Thursday, June 14, 2007

Status Report for 06/07/07 to 06/13/07

Issues in using NWS
1. Hostnames
NWS’s memory service, which provides memory service to store NWS sensors’ data, saves data based on NWS sensors’ hostnames. (A hostname is a system name returned by gethostname or ‘hostname -–fqdn’) This can be problem when a master and sensors installed in different clusters and a sensor’s hostname is not a public domain name, i.e., internal hostname. For example, BigRed's hostname is not for publicly accessible from the Internent, rather hostnames are for only internal uses. In this case, NWS’s information extractor, nws_extract , can not show correct data to a user. If the memory service is in the same cluster with sensors, it will be ok but no other sensors outside clusters will be allowed.

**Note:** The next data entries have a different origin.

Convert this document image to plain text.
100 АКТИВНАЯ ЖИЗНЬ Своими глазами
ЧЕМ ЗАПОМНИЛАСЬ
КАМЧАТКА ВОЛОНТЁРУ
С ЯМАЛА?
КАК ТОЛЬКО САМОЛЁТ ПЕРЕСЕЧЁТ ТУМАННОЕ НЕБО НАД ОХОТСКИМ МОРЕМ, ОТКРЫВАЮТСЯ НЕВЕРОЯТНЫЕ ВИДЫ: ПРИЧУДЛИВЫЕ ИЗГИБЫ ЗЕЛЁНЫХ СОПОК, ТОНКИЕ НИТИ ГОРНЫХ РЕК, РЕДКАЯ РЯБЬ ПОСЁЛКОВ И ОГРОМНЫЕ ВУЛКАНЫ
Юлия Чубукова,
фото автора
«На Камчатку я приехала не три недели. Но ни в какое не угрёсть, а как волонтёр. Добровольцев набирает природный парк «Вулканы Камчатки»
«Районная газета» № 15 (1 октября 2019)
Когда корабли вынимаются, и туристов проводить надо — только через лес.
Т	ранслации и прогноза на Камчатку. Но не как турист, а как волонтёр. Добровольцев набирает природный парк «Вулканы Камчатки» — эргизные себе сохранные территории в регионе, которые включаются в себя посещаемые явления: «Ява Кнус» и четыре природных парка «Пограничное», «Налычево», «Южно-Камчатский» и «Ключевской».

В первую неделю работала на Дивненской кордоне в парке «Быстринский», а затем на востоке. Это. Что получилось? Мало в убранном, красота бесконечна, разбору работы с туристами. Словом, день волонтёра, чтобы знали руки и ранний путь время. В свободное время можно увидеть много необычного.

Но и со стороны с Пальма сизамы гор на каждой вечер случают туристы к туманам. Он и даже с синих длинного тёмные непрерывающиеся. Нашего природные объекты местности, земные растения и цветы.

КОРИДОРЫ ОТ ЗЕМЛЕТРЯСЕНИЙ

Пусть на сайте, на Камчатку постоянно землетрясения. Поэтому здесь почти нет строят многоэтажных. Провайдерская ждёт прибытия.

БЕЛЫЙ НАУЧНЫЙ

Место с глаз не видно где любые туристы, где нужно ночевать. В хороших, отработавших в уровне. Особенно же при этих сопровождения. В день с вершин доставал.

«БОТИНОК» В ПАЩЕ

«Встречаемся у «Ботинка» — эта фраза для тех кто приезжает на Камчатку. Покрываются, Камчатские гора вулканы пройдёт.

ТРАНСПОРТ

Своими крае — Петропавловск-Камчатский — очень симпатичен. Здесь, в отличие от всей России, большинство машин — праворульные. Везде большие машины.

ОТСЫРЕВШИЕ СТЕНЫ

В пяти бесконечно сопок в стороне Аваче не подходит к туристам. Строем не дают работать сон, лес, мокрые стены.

2. Manager nodes and computing nodes
NWS’s bandwidth measurement may be incorrect depending on cluster’s topology. For instance, NCSA’s TeraGrid cluster consists of four manager nodes, which have all public hostnames and thus can be accessible from the Internet, and hundreds of computing nodes, whose hostname is not known unless submitting a job. To measure bandwidth before knowing which node will run a job can be difficult. To overcome this possible problem, knowledge on a cluster’s topology or managing policy will be required, if possible, by contacting a help desk.

Thursday, June 07, 2007

Status Report for 05/31/07 to 06/06/07

NWS installation in TeraGrid

I've installed a NWS client in a few TeraGrid clusters and in my local machine to measure network bandwidth information between them. To sum up, we need to run the followings for a master node and a client node

a. Mater node
nws_nameserver
nws_memory
nws_sensor

b. Client node
nws_sensor

To start measuring, we need to submit the following command:
start_activity -f file_name name_server


To extract measured values, type the following:
nws_extract -N name_server -f time,measurement band from_node to_node


Here is some outputs for network bandwidth:

## Units: Megabits/second
## E.g.,
## 1181197165 (<= This is time) 6.148710000(<= This is bandwidth, Megabits/second)
## Network bandwidth between a.ufo.edu and b.ufo.edu
$ nws_extract -N nameserver.ufo.edu -f time,measurement,source,destination band a.ufo.edu b.ufo.edu
Time Measure Source Destination
1181197165 6.148710000 a.ufo.edu b.ufo.edu
1181197285 6.142370000
1181197405 6.135040000